Анархисты борются против условий, порождающих наркоманию, против того, как власти используют зависимость в своих интересах, чтобы нанести дополнительный ущерб сообществам, а также против самой зависимости. В следующих далее размышлениях Ангустия Селесте пересматривает стратегии снижения вреда через призму личной трагедии и горя.
Арт: Rena Yehuda Newman.
Это не было неожиданной смертью
Когда семь лет назад моя лучшая подруга умерла от передозировки фентанила (сильнодействующий синтетический опиоид, в 50-100 раз сильнее морфина, применяемый для обезболивания – прим. переводчика), это не было неожиданной смертью. Это был статистически вероятный исход ее семнадцатилетней борьбы с зависимостью, учитывая все более фатальную ситуацию с опиоидным кризисом.
В юности мы с ней представляли себя живущими вне общественных норм, но с ее смертью она оказалась в середине кривой.
То, что я предвидела это, не смягчило горе. Остаются упреки и недостатки, которые можно оценить только задним числом. Как только я закончила обдумывать, какие действия я могла бы предпринять, чтобы попытаться изменить ход событий или хотя бы извлечь пользу из нашего совместного времени, которое в юности представлялось мне бесконечным, я начала размышлять о том, что сделали и чего не сделали коллективные “мы”. В конце концов я пришла к той правде, что моя потеря была не просто индивидуальной: она была поколенческой, определяемой силами более значительными, чем те, которые я изначально рассматривала в своем отчаянии.

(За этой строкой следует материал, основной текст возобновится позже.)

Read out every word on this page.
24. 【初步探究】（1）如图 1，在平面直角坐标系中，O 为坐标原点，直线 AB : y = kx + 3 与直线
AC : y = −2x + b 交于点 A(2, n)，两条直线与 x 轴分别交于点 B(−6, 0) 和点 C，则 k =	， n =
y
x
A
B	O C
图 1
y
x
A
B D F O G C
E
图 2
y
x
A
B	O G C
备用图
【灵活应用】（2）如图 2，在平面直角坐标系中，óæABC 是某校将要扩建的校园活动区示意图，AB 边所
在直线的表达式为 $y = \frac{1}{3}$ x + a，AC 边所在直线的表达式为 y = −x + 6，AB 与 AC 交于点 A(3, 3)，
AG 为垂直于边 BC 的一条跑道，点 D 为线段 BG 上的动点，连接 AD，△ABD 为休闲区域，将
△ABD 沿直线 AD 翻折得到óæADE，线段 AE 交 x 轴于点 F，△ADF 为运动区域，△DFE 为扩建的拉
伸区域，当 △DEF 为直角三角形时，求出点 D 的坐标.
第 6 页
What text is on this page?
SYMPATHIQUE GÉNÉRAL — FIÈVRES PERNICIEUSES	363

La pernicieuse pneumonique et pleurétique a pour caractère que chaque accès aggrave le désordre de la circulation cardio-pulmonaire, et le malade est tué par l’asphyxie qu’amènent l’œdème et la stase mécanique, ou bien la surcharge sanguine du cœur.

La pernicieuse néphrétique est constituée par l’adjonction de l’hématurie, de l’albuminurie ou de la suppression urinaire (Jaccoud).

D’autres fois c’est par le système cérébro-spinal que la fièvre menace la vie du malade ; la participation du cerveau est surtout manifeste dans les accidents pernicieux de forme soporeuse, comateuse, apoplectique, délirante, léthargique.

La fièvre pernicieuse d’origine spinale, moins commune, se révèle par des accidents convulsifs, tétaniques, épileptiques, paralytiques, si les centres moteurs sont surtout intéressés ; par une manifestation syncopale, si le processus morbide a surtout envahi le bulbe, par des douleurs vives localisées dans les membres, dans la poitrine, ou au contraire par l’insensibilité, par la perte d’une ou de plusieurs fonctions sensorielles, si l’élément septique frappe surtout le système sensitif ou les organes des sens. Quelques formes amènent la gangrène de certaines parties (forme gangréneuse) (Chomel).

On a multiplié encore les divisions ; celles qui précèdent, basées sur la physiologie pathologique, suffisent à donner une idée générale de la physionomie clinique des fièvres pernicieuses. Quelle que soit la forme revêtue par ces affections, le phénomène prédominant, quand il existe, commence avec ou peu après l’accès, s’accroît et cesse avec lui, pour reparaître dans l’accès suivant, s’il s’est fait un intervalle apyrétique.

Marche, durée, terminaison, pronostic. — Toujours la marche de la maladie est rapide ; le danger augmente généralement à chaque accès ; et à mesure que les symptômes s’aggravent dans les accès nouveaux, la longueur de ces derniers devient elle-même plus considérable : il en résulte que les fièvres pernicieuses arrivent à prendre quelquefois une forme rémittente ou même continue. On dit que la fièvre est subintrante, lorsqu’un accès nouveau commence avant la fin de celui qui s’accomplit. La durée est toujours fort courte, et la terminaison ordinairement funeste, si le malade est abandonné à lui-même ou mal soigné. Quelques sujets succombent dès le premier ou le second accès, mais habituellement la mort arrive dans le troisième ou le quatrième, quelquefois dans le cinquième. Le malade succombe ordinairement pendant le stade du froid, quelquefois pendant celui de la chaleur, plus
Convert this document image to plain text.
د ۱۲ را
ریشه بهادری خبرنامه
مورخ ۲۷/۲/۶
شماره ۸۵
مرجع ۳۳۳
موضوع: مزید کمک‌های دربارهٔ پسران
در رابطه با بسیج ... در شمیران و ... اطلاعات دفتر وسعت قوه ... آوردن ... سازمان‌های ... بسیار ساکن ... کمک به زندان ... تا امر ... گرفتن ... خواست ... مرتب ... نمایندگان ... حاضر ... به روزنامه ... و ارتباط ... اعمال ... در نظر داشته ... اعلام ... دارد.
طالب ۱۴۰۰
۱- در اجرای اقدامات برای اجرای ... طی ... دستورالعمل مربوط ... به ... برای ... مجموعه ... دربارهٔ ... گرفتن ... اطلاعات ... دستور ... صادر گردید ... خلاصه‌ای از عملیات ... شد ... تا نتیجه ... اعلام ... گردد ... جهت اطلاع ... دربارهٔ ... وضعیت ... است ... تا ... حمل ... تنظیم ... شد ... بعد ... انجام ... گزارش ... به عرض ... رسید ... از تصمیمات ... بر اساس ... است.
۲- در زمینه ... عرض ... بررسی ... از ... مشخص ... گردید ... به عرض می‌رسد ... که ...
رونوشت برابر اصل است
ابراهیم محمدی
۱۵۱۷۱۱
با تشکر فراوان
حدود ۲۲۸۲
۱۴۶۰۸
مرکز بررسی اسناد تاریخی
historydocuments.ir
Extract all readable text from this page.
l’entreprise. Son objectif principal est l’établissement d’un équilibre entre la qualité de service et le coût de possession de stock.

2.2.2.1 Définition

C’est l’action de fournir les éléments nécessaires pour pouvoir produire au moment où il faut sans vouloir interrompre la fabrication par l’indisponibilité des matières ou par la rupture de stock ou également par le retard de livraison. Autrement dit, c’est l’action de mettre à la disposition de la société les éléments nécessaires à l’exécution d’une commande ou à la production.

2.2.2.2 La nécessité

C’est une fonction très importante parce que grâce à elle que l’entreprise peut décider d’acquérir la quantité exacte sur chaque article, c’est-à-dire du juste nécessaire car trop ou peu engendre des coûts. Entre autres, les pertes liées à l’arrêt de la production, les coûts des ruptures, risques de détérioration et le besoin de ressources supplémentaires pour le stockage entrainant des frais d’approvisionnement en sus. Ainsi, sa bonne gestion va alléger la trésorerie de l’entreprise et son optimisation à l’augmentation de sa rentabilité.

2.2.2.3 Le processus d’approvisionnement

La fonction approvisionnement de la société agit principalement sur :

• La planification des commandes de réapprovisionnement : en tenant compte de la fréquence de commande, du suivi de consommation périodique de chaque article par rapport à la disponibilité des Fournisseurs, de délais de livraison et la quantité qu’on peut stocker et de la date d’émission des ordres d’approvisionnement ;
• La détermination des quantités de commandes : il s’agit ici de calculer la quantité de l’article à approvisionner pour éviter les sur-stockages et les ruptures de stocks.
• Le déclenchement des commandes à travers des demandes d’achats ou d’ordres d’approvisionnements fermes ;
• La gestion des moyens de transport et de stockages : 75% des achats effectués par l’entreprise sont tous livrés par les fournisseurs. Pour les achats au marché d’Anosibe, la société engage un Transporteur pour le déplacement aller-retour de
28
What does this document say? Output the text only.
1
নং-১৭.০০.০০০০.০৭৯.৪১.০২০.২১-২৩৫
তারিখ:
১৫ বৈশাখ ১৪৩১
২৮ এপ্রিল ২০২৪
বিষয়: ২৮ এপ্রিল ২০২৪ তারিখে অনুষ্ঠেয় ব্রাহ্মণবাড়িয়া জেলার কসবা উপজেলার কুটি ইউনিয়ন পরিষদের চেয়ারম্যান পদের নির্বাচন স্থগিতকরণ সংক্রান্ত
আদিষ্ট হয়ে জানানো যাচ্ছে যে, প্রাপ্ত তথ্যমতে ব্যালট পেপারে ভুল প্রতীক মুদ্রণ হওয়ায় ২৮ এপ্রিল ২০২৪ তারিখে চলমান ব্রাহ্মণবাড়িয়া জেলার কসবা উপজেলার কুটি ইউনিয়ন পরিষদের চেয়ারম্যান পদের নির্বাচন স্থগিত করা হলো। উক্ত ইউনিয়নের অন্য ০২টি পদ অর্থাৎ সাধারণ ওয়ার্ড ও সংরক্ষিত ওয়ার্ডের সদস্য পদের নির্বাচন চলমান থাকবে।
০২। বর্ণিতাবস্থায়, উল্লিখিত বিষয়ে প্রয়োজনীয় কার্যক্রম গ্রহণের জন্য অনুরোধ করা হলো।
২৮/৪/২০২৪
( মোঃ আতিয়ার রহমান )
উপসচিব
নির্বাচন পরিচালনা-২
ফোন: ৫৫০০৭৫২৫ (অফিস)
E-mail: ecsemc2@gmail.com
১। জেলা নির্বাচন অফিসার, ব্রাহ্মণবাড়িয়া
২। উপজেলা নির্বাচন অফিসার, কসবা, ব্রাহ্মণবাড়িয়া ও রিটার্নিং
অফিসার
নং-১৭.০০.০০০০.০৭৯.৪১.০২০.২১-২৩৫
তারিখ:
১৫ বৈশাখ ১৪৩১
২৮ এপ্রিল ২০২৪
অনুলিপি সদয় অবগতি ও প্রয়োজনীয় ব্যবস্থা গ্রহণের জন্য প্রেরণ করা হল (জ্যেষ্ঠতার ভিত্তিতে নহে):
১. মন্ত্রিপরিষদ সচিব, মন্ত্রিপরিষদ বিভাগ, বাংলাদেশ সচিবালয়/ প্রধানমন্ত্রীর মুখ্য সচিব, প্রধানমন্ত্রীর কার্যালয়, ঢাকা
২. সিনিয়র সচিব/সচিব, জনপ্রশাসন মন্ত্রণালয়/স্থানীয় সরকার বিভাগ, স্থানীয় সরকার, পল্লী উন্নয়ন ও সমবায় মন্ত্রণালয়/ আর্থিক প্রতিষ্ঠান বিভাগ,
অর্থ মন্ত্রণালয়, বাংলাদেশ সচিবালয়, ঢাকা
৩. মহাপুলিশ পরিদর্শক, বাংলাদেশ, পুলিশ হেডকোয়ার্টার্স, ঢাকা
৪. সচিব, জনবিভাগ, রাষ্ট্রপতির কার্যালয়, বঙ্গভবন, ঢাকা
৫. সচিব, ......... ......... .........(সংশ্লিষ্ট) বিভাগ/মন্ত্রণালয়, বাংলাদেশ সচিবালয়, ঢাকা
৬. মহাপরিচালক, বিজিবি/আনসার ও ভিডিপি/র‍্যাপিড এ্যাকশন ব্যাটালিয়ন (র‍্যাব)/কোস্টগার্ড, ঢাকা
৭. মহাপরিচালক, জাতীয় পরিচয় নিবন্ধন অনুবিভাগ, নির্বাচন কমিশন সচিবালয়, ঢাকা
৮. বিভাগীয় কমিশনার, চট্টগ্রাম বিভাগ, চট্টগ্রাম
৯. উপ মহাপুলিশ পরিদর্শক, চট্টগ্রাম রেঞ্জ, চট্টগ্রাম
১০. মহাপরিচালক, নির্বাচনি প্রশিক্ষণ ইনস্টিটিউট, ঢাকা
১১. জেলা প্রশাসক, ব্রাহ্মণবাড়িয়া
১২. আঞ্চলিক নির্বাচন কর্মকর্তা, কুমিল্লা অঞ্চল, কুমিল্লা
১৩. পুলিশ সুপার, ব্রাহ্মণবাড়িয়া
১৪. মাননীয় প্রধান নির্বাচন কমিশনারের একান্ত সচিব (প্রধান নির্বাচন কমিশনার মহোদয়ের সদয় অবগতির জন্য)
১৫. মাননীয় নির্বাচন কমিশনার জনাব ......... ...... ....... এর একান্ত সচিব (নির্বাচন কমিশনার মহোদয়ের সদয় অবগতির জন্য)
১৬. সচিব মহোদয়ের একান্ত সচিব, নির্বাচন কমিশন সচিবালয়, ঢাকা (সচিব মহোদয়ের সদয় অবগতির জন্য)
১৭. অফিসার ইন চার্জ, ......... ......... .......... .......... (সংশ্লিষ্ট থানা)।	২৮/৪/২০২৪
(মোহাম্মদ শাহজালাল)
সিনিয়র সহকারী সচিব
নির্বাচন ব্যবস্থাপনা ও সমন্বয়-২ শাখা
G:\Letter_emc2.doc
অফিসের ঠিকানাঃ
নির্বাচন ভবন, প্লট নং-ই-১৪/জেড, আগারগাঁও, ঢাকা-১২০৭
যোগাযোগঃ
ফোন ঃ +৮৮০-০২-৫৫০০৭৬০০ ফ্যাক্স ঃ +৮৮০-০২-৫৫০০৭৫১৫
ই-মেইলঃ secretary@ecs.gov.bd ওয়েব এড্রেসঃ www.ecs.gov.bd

Я знакома со смертью как лично, так и профессионально. С тех пор как мне исполнилось тринадцать лет, каждые несколько лет умирал кто-то из моих близких. И все же горе - это то, что выносить с каждым разом становится все тяжелее, а не легче. Эта утрата уходит корнями в мое детство, ведь моя подруга сыграла важную роль в формировании моего мировоззрения, когда мы были подростками.
Предыстория
До того, как я оказалась вовлечена в политику, она помогала мне найти утешение в экзистенциалистах и художественном нигилизме/гедонизме бит-поколения. Отказ от уверенности в существовании высших сил ради неизвестной бездны человеческого потенциала имел для меня смысл. Не имея предопределенной судьбы, мы должны были прожить свою жизнь по линиям, разработанным нами самими. Успех, неудача и то, как мы реализуем свой потенциал, определялись не каким-то божеством, а возможностями и угнетением нашего общества. Это был другой вид социального детерминизма. Он был свободным из-за моей собственной привилегированности и пугающим, потому что не давал успокаивающей уверенности в каком-то конкретном исходе.
На ее поминках отец выставил архивные записи из ее дневников. Я с ужасом наблюдала, как наши друзья и родственники читают очень личные вещи о нашем подростковом возрасте. Я испытывала дискомфорт от этого - думаю, она бы его разделила. Ее семья, к их огромной чести, была откровенна и честна в отношении ее смерти. Некролог поэтично начинался словами: “Умерла от наркотической зависимости в 35 лет”.
Ее отец, явно всё ещё переживавший утрату, отозвал меня в сторону и попросил рассказать историю начала ее зависимости.
Я рассказала ему всё, что могла, о том, как мы начали употреблять героин, но не стала касаться причин. А он хотел знать, почему. Почему мы чувствовали себя такими неприкасаемыми? Почему мы не знали, что это опасно? В таких вопросах, задаваемых спустя десятилетия, есть своя жестокость.
Я знаю, что мы начали что-то, что стало мрачным мифом и, в конце концов, культом смерти. Все началось, когда мне было тринадцать, ей - пятнадцать, и все это было теоретическим: мрачные литературные наклонности, романтизация крайностей человеческого опыта, поиск профанического и экстатического. Поначалу это было радостное занятие, исследование неизвестного, а не удвоение боли - поначалу нет.
Две вещи поразили меня в вопросах ее отца. Во-первых, мне было всего девятнадцать лет, когда мы начали употреблять героин, и я многого не знала о зависимости. Во-вторых, я знала, что не хочу ничего чувствовать, и наркотики были для меня доступным методом достижения эпизодического отрицания.
Отрицание
Что касается того, почему я не хотела ничего чувствовать, то, не углубляясь в травматический опыт, я думаю, что способы, которыми нас учат избегать боли в западном обществе, глубоко разрушительны. Антидепрессанты и антипсихотики призваны приглушить темное и светлое, высокое и низкое - сгладить крайности жизни до приемлемой середины.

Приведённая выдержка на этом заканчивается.